So I've been trying this for a whole day now and I feel like there's a super simple solution and i'm just missing it. Attempting to use this query:
INSERT INTO codes (`user_id`, `type`, `code`, `expires`) VALUES ($id, $type, $code, $expires);
You have an error in your SQL syntax; check the manual that corresponds to your MariaDB server version for the right syntax to use near ':14:43.000Z)' at line 1
CREATE TABLE IF NOT EXISTS codes (
`id` INT NOT NULL AUTO_INCREMENT PRIMARY KEY,
`user_id` varchar(255) NOT NULL,
`type` varchar(255) NOT NULL,
`code` varchar(255) NOT NULL,
Your datetime values like
2016-11-13T00:14:43.000Z are text strings.

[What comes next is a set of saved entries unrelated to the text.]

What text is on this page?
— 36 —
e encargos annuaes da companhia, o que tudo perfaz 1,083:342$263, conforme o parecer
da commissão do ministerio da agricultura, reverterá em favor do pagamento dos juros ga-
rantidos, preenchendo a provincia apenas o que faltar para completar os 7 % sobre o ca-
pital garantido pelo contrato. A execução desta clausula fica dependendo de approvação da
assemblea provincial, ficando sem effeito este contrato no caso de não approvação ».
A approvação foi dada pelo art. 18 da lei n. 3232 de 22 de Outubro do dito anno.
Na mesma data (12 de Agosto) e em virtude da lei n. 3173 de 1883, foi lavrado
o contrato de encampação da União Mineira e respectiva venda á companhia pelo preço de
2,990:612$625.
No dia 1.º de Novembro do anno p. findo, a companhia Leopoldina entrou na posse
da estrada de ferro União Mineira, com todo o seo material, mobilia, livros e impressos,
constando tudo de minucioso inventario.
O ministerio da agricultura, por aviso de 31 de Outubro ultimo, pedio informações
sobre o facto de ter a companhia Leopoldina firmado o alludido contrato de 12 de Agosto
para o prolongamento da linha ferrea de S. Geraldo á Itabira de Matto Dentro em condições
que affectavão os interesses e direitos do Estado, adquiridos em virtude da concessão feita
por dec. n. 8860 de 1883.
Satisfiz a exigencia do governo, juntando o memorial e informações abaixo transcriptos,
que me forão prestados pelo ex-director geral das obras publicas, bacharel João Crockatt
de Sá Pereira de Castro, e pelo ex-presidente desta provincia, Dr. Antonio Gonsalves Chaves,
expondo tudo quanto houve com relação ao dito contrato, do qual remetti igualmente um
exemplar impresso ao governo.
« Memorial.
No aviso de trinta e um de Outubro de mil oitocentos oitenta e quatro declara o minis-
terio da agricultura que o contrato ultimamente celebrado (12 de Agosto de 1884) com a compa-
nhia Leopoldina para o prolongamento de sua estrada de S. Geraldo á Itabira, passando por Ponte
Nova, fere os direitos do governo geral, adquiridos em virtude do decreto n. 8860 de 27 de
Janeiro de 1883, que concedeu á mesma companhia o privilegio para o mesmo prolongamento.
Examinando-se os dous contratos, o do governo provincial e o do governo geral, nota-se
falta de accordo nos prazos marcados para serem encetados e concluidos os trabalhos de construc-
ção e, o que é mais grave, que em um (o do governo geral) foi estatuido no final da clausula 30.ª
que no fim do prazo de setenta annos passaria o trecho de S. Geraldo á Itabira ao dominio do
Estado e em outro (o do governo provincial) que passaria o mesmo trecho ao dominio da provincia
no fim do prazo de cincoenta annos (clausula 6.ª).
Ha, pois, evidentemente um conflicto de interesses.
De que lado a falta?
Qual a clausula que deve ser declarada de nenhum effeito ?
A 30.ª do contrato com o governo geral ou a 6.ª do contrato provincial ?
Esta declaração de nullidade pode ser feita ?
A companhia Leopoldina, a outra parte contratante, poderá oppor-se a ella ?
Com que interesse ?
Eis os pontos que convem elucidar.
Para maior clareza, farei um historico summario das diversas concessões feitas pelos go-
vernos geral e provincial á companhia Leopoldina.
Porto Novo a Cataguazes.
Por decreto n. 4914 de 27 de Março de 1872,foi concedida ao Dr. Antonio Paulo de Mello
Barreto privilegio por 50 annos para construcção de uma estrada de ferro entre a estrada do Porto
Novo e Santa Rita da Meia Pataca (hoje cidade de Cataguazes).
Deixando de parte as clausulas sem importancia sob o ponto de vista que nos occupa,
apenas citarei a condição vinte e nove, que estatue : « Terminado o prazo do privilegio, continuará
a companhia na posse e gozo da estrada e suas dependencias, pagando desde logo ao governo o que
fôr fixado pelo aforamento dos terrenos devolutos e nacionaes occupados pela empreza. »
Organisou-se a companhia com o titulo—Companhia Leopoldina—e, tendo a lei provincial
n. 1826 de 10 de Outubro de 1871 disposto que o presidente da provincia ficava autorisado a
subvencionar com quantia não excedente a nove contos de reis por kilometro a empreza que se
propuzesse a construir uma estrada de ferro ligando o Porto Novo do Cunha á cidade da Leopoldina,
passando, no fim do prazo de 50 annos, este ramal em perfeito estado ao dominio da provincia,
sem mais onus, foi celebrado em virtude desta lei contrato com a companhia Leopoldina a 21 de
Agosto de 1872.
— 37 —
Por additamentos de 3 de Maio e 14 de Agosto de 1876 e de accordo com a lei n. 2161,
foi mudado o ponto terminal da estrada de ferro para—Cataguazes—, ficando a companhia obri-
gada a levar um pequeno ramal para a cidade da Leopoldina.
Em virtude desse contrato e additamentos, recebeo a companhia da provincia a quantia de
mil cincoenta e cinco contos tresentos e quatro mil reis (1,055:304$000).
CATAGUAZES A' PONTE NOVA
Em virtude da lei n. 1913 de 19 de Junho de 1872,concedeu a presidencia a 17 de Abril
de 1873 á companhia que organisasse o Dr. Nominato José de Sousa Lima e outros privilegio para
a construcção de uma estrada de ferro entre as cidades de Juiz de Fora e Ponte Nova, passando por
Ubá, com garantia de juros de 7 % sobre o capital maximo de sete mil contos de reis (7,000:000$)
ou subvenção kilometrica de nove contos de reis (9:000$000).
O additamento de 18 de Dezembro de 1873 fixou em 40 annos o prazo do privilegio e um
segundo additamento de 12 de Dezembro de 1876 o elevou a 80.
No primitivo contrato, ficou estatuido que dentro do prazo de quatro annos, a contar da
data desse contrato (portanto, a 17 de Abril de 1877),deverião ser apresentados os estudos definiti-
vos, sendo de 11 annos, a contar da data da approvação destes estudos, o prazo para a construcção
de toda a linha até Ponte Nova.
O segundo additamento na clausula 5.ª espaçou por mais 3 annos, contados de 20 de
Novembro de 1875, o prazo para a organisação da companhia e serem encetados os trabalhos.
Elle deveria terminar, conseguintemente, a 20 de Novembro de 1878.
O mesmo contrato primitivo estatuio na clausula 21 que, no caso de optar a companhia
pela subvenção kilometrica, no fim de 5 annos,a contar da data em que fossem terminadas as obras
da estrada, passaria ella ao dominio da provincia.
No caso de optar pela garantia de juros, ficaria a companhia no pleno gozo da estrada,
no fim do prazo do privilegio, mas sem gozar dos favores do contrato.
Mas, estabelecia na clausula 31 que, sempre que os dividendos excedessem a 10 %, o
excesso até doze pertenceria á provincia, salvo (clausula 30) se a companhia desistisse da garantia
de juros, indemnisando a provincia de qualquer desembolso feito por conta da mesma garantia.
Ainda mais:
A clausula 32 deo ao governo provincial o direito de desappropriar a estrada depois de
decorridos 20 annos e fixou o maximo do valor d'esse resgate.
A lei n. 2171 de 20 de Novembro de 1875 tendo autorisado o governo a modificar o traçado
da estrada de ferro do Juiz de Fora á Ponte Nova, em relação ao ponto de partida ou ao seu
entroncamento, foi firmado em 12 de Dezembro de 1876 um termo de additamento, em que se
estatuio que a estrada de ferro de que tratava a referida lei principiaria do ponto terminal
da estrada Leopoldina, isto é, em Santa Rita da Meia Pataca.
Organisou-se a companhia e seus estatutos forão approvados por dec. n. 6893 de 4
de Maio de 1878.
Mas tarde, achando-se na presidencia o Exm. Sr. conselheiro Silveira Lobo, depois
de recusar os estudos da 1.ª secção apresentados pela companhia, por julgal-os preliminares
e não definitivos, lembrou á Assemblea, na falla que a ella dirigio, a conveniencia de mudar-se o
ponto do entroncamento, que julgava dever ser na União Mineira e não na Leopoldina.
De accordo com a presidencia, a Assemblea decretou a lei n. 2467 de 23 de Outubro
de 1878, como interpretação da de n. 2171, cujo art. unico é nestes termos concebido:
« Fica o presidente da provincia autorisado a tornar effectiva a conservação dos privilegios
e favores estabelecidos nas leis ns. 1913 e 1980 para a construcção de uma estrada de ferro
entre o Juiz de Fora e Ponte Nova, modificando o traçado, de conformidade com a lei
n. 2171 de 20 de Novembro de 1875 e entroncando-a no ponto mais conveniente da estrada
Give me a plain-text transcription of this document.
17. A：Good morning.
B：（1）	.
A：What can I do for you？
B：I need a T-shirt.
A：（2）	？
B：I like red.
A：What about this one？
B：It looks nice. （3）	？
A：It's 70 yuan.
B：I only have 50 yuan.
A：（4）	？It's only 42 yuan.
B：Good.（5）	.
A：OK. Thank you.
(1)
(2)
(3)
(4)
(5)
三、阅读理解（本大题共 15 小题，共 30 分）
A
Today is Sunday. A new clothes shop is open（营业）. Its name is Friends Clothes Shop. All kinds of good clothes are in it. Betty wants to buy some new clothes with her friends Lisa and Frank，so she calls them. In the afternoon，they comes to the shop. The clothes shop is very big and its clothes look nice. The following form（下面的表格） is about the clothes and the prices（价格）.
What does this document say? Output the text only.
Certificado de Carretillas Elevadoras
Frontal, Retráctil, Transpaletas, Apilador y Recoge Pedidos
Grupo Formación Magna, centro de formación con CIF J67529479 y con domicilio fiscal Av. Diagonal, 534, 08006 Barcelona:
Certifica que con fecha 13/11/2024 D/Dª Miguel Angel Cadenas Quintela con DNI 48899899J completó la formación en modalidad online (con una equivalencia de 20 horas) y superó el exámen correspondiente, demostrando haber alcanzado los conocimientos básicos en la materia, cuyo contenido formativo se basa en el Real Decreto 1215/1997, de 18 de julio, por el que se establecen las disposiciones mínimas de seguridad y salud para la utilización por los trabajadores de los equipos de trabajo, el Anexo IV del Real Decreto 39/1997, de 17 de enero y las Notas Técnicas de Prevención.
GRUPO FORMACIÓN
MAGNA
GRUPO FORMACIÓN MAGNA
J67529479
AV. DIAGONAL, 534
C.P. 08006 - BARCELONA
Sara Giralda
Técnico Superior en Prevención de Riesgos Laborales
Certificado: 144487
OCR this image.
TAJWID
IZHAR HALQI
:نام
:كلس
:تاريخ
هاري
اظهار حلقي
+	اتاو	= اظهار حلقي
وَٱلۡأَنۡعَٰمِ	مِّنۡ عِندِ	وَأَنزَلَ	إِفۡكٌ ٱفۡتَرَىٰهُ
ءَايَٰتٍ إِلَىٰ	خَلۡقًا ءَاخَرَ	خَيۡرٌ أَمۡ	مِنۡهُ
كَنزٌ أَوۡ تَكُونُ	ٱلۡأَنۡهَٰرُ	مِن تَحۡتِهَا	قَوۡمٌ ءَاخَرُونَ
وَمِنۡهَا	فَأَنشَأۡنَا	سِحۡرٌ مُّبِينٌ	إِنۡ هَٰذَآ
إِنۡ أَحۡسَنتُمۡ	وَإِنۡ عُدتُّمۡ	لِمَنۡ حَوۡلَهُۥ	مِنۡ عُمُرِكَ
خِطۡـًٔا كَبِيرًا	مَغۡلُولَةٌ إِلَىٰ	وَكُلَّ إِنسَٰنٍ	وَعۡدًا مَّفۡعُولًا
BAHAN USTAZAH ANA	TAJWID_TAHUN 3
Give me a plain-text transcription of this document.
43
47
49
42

You need to enclose them in single quotes in the VALUES clauses of your insert statements.
In fact, you need single quotes around all your values, because they are all text strings.
INSERT INTO codes (user_id, type, code, expires) VALUES ('$id', '$type', '$code', '$expires');
To understand this, let's say you have a
$code value of
143-101. If you do
INSERT INTO junk (code) VALUES ($code)
from your php program, the MySQL server will see
INSERT INTO junk (code) VALUES (143-101)
which will yield the column value
42. That will make Douglas Adams happy, but nobody else.
You want your MySQL server to see
INSERT INTO junk (code) VALUES ('143-101')
which you can do with
INSERT INTO junk (code) VALUES ('$code')
And, if this application is accessible to the global internet, you must study up on SQL injection and make your SQL injection-proof, or some cybercriminal will pwn you and steal your assets.